Within the denial decision, the Director correctly noted that when attempting to qualify the beneficiary 
based on her education, training, and/or progressively responsible experience, the regulation requires 
a showing that the beneficiary has recognition of expertise in the specialty, through progressively 
responsible positions directly related to the specialty. But when discussing experience letters in the 
record, the Director utilized language and concepts contained in a different portion of the regulation 
at 8 C.F.R. § 214.2(h)(4)(iii)(D)(5). That language indicated: 
[O]ne of the letters are not from recognized authorities. Accordingly, another of the 
letters do not describe in detail whether the beneficiary's work experience was 
progressively responsible work experience; whether the beneficiary's training and/or 
work experience included the theoretical and practical application of specialized 
knowledge required by the specialty occupation; and whether the beneficiary's 
experience was gained while working with peers, supervisors, or subordinates who 
have a degree or its equivalent in the specialty occupation. 
2 
Although 8 C.F.R. § 214.2(h)(4)(iii)(D)(5) does contain a "recognition of expertise" provision, it 
differs from the type of "recognition of expertise" standard described at 8 C.F.R. 
§ 214.2(h)(4)(iii)(C)(4). Because the Director was performing analysis under 8 C.F.R. 
§ 214.2(h)(4)(iii)(C)(4), the proper methodology would have been to only apply the "recognition of 
expertise" provision to decide whether the Beneficiary had such recognition "through progressively 
responsible positions directly related to the specialty." 8 C.F.R. § 214.2(h)(4)(iii)(C)( 4). In other 
words, the Director should consider the experience letters to determine whether she developed 
expertise in the specialty through (1) positions that were directly related to the specialty, and (2) were 
positions that were progressively responsible. 
If within the remand, the Director elects to engage in a Service determination under 8 C.F.R. 

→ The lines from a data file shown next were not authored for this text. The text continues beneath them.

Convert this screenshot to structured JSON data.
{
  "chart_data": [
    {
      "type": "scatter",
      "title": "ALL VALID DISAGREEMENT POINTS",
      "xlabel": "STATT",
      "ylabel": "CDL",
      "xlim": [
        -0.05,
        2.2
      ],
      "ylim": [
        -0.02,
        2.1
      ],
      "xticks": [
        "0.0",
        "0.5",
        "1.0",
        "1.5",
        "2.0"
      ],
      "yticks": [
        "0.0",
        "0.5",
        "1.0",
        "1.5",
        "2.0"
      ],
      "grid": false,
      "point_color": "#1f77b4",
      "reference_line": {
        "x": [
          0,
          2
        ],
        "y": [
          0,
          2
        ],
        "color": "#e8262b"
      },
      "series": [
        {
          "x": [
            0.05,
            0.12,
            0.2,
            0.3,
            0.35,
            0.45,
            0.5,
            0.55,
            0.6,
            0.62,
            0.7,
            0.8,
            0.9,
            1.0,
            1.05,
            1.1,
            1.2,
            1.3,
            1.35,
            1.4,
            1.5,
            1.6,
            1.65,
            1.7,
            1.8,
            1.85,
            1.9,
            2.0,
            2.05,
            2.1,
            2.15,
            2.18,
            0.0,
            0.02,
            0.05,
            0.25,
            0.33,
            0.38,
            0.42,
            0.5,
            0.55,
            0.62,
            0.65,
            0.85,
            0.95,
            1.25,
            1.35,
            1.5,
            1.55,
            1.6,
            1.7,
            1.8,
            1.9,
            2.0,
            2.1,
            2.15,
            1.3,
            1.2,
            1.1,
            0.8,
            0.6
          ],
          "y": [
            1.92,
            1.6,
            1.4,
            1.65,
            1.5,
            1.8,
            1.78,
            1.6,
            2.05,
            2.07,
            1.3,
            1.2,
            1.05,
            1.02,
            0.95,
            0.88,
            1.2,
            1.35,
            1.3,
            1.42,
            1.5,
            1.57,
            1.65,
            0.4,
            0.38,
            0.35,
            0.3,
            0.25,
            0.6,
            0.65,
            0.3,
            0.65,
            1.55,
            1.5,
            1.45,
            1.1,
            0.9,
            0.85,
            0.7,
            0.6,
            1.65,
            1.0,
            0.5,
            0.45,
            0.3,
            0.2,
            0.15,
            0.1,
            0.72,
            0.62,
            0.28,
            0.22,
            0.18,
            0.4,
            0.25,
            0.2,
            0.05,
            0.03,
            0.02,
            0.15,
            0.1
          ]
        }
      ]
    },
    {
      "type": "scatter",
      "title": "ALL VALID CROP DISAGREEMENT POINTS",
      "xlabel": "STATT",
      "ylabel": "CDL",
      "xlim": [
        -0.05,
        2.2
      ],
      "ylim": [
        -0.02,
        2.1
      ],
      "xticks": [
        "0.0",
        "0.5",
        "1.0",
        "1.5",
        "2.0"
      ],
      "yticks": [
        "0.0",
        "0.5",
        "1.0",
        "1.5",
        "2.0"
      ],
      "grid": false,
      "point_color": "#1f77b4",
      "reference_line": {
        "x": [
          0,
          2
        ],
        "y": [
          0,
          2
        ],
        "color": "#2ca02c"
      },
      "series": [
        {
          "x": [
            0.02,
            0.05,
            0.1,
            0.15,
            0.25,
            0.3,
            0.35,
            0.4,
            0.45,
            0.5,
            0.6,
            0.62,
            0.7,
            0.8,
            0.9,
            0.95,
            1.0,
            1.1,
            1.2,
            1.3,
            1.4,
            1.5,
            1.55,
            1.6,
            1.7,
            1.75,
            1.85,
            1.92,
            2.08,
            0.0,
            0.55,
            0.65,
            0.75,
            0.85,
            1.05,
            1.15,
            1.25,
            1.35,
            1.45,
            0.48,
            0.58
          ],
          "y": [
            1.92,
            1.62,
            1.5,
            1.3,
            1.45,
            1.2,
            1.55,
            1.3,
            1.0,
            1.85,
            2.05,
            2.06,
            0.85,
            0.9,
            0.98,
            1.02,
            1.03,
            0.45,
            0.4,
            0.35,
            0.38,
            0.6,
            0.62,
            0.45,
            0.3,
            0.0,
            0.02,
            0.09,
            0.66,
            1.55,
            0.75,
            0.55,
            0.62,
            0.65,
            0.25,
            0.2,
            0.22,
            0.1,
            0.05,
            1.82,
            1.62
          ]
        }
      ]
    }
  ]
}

§ 214.2(h)(4)(iii)(D)(5), they should sufficiently express they are engaging in that analysis, cite the 
regulation, and analyze the requirements found at 8 C.F.R. § 214.2(h)(4)(iii)(D)(5)(i)-(v). 
But qualifications are not the end of the analysis, and the Director should 
evaluate Professor I I opinion under the regulatory requirements at 8 C.F.R. 

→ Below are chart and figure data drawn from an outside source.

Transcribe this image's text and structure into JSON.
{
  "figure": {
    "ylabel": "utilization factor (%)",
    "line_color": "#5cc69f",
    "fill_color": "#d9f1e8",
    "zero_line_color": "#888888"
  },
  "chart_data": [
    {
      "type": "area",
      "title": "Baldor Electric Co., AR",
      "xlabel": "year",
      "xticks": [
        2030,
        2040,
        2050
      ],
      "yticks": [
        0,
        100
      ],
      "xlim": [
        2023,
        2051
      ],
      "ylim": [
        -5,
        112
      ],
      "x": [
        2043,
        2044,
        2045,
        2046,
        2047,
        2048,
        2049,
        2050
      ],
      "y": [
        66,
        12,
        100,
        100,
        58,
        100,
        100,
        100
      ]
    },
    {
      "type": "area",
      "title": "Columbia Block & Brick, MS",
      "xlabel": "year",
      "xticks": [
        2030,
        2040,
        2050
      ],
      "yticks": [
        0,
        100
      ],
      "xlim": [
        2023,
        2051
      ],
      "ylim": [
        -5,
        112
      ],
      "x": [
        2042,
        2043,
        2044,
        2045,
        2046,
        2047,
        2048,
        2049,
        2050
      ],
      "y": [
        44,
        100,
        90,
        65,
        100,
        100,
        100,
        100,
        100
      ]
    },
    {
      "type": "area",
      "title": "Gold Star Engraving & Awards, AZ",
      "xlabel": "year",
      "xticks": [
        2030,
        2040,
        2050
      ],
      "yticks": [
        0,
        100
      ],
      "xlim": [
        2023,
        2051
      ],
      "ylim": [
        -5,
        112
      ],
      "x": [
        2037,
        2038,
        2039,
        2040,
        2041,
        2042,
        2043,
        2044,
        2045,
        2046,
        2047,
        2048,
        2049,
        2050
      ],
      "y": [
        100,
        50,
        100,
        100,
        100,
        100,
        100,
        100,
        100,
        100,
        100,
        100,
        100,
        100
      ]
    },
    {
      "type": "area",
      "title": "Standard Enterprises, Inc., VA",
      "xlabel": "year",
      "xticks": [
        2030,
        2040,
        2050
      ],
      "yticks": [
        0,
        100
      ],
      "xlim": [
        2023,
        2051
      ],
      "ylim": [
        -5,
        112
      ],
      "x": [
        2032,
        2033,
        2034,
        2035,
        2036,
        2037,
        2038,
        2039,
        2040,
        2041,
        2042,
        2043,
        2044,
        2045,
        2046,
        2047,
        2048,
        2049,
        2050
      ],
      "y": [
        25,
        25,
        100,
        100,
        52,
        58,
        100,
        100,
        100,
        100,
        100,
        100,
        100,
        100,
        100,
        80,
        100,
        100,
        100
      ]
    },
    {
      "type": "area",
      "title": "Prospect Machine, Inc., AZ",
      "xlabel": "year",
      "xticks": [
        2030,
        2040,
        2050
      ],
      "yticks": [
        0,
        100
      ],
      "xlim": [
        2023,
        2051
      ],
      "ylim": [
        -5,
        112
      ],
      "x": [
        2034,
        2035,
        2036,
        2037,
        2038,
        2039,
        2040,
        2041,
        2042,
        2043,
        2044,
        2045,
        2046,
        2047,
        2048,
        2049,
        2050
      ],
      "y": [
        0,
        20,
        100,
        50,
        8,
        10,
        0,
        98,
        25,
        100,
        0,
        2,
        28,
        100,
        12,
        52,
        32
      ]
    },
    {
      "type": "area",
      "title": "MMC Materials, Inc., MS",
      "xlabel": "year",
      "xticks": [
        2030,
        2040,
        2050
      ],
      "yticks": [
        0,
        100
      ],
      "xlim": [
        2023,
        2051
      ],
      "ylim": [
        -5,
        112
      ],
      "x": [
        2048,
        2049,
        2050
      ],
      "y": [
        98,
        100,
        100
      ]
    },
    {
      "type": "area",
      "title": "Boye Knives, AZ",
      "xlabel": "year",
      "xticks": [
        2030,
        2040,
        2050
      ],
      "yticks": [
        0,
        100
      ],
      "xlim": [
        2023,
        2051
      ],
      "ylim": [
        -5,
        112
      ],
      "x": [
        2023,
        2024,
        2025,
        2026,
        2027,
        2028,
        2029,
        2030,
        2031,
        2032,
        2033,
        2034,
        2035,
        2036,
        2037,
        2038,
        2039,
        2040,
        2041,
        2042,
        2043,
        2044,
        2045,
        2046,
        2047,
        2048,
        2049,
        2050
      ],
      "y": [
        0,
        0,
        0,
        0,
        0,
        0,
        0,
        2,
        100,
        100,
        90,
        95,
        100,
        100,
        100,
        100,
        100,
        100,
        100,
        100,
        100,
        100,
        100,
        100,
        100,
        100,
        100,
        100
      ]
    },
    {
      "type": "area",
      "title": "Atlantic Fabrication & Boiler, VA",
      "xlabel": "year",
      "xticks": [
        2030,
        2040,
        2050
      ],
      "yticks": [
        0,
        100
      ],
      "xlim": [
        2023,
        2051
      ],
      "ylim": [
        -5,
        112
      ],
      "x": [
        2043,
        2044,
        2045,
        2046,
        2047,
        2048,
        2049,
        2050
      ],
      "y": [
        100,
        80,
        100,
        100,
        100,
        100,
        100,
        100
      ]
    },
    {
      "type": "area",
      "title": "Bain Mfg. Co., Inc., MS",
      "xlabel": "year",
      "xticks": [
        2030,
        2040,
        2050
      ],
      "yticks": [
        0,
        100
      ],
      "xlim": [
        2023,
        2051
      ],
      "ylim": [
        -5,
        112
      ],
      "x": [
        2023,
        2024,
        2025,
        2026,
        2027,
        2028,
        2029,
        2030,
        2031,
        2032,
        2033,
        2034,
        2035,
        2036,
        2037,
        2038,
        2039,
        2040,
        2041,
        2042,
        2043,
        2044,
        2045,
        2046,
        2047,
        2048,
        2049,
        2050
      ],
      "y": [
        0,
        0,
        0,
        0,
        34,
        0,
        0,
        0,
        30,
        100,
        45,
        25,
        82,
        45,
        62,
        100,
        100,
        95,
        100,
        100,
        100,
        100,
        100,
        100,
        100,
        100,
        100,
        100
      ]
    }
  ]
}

§ 214.2(h)(4)(iii)(D)(l). We note the professor seems to discuss a portion of the Beneficiary's 
experience for which there is no supporting evidence in the record to corroborate his analysis, nor does 
he identify the source of this information. The missing evidence relates to the Beneficiary's claimed 
work for the International English Language Testing System Trainer. 
A beneficiary's work experience should generally be demonstrated through sufficiently probative 
evidence such as letters from previous employers that describes the duties and responsibilities in which 
the foreign national engaged in his previous work that satisfies the Petitioner's experience 
requirements. Typically, these are the individuals who directed or supervised a beneficiary's 
performance and duties during the period in question and can provide a firsthand account of whether 
such responsibilities were of a qualifying nature, and whether the position was full time and 
compensated. Such material could provide a firsthand account of the Beneficiary's experience 
offering a basis for the amount of experience the professor stated she possessed. 
Accordingly, we will withdraw the Director's decision and remand the matter to consider the specialty 
occupation issue and other beneficiary qualification issues and enter a new decision. The Director 
may request any additional evidence considered pertinent to the new determination and any other 
issue. As such, we express no opinion regarding the ultimate resolution of this case on remand. 
ORDER: The decision of the Director is withdrawn. The matter is remanded for the entry of a 
new decision consistent with the foregoing analysis.